Outre les règles et les procédés, existe-t-il un autre constituant de méthode ? Peut-être, mais qui reste occasionnel, et pas toujours rationnel. Je veux parler des actes. Certains penseurs font de la méthode par gestes, positionnements. Socrate, le premier, agissait dans la cité, de façon méthodique, par ses comportements. "Je fais voir ce qu'est la justice par mes actes (ergô), non par la parole (logô)" (Xénophon, Les Mémorables, IV, 4). Thoreau démissionne, vit dans la forêt, refuse de payer l'impôt.

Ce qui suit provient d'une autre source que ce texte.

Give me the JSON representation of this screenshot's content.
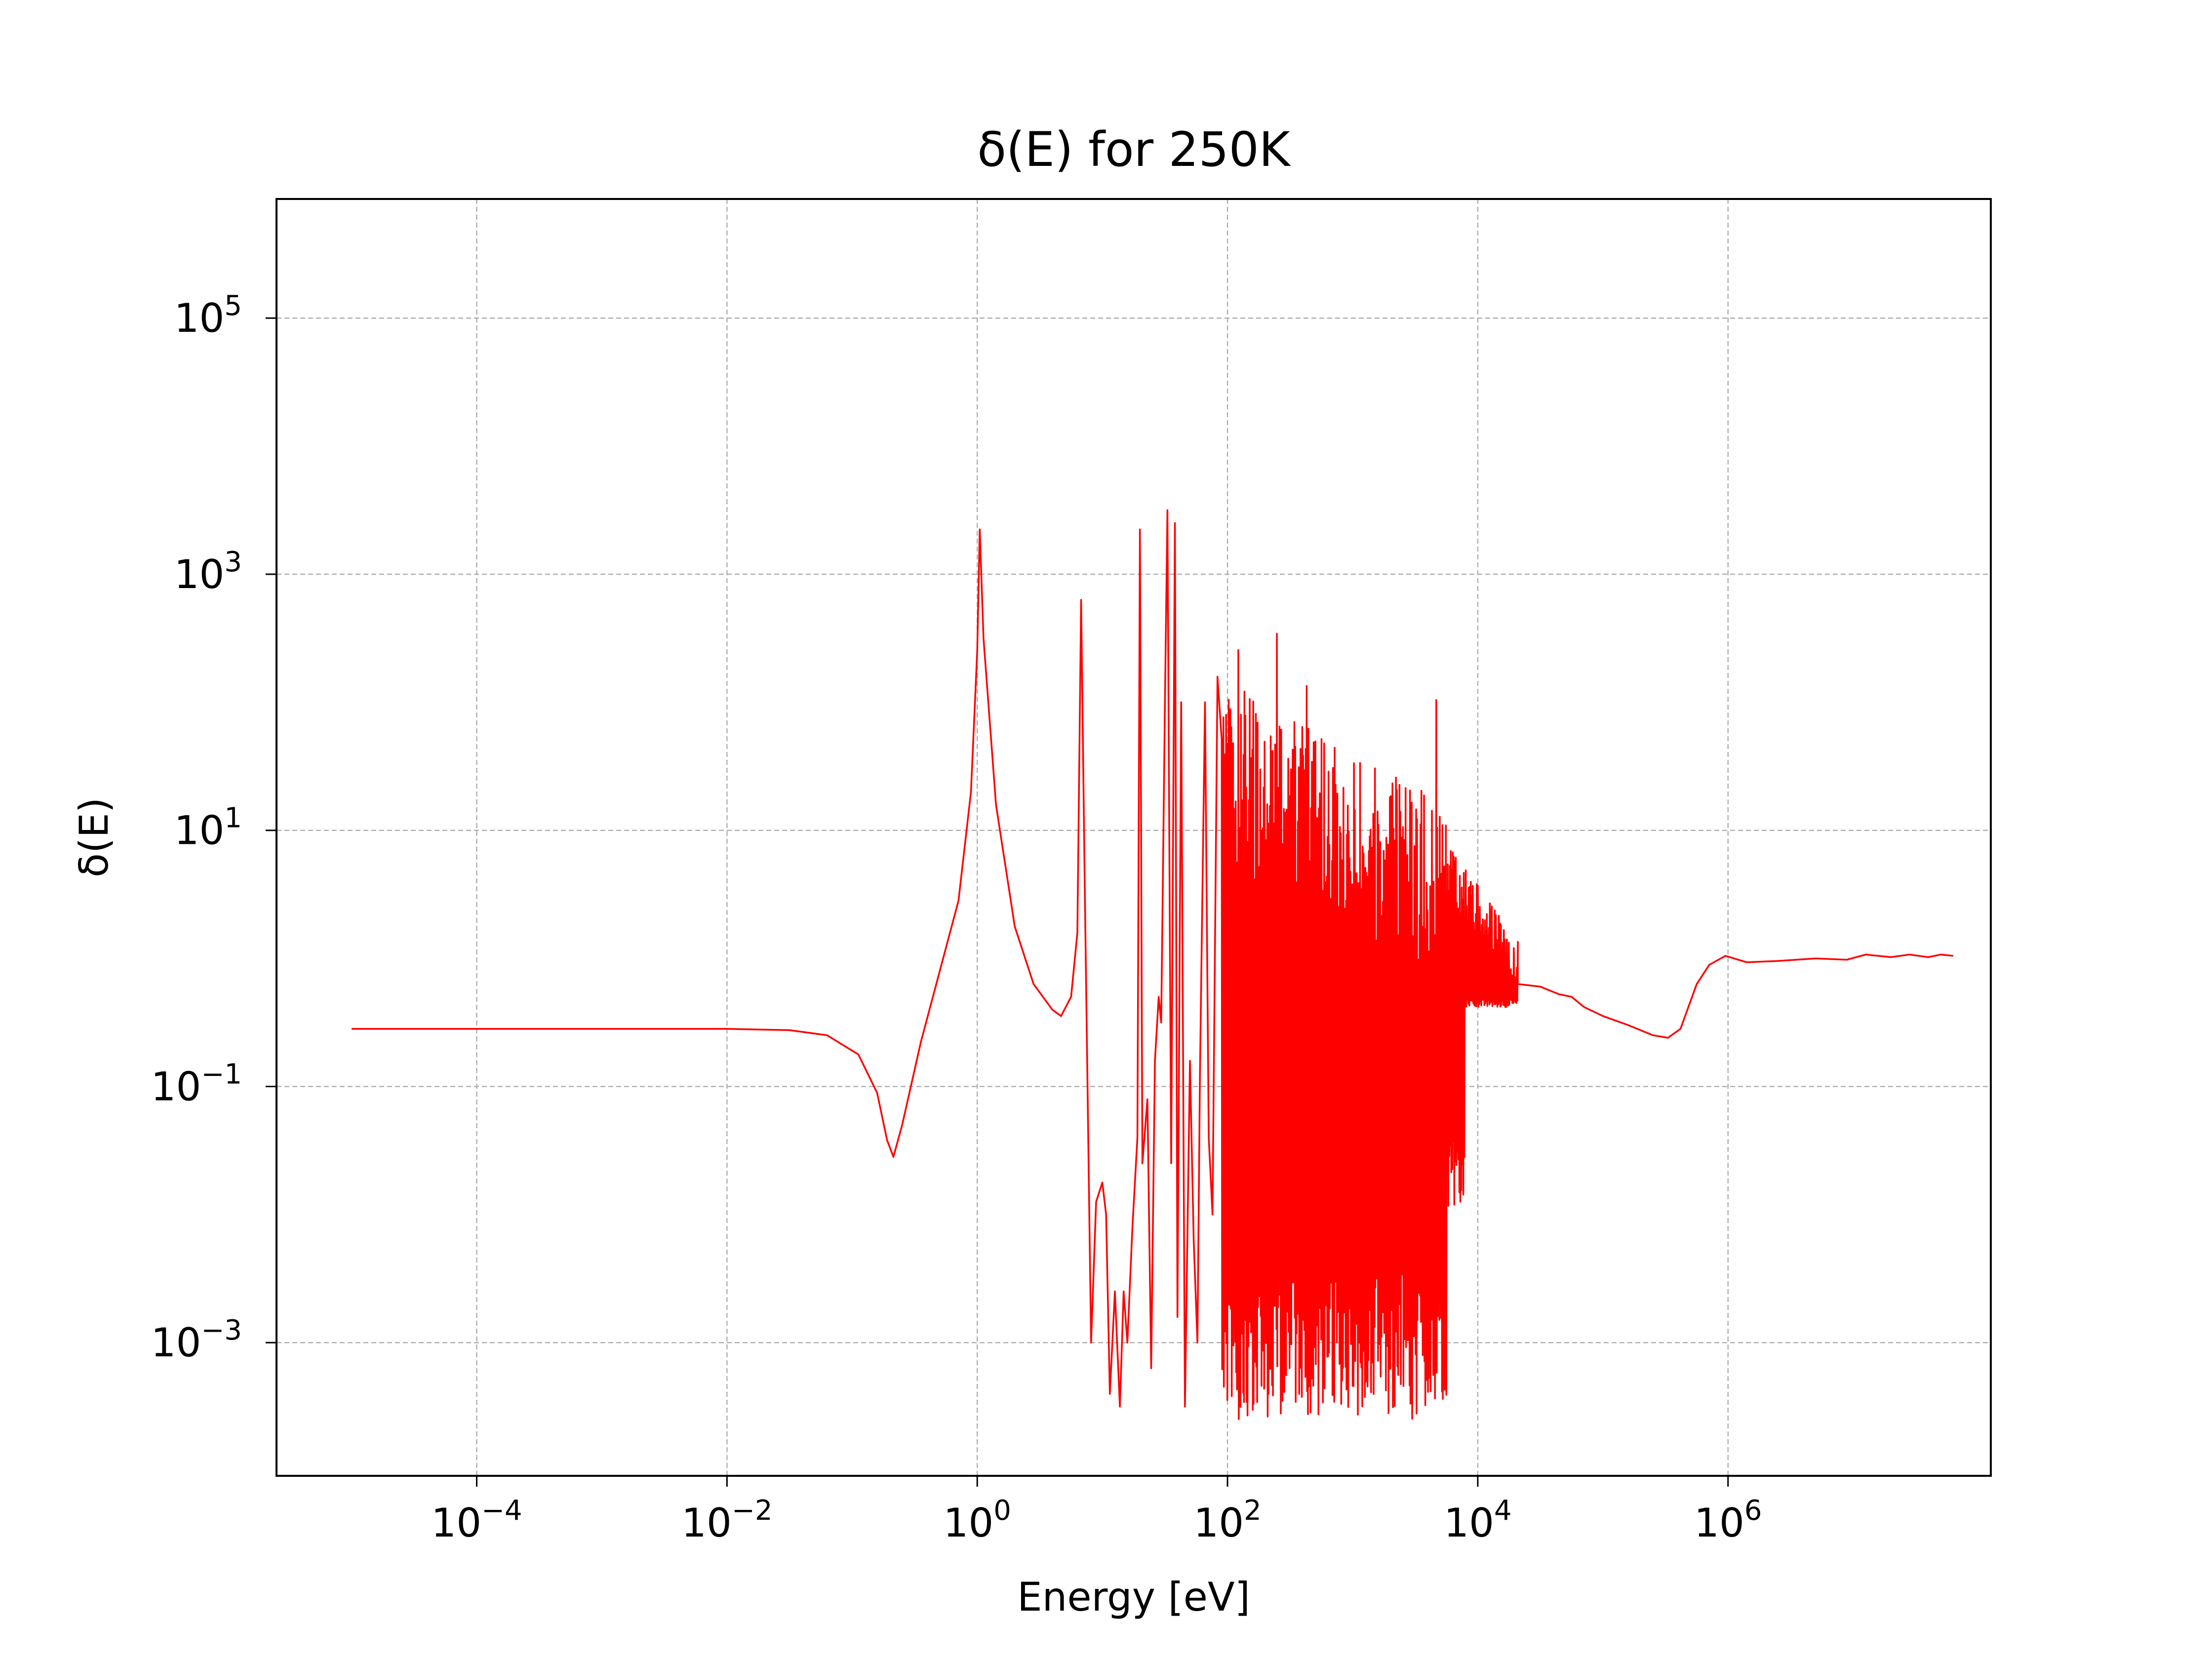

Simone Weil entre comme ouvrière chez Renault, vendange.
Au final, qu'est-ce qu'une méthode ? un ensemble de procédés et de règles, formant souvent des techniques et des théories, pour la recherche, la disposition ou la vérification, dans les domaines de la connaissance générale et de la conduite éthique. Si l'on veut particulièrement parler de méthode philosophique, on ajoutera, au niveau des principes premiers ou des questions primordiales : pour le fondamental.
Il y a bien une Méthode philosophique, qui consiste à penser l'essentiel de l'existence de façon conceptuelle, cohérente, problématique, critique, mais cette Méthode ou plutôt cet esprit philosophique, se diffracte en méthodes diverses et même contradictoires. Tout le monde tombe d'accord sur ce constat : "Il n'existe pas une méthode philosophique, bien qu'il y ait effectivement des méthodes" (Wittgenstein, Recherches philosophiques, § 133).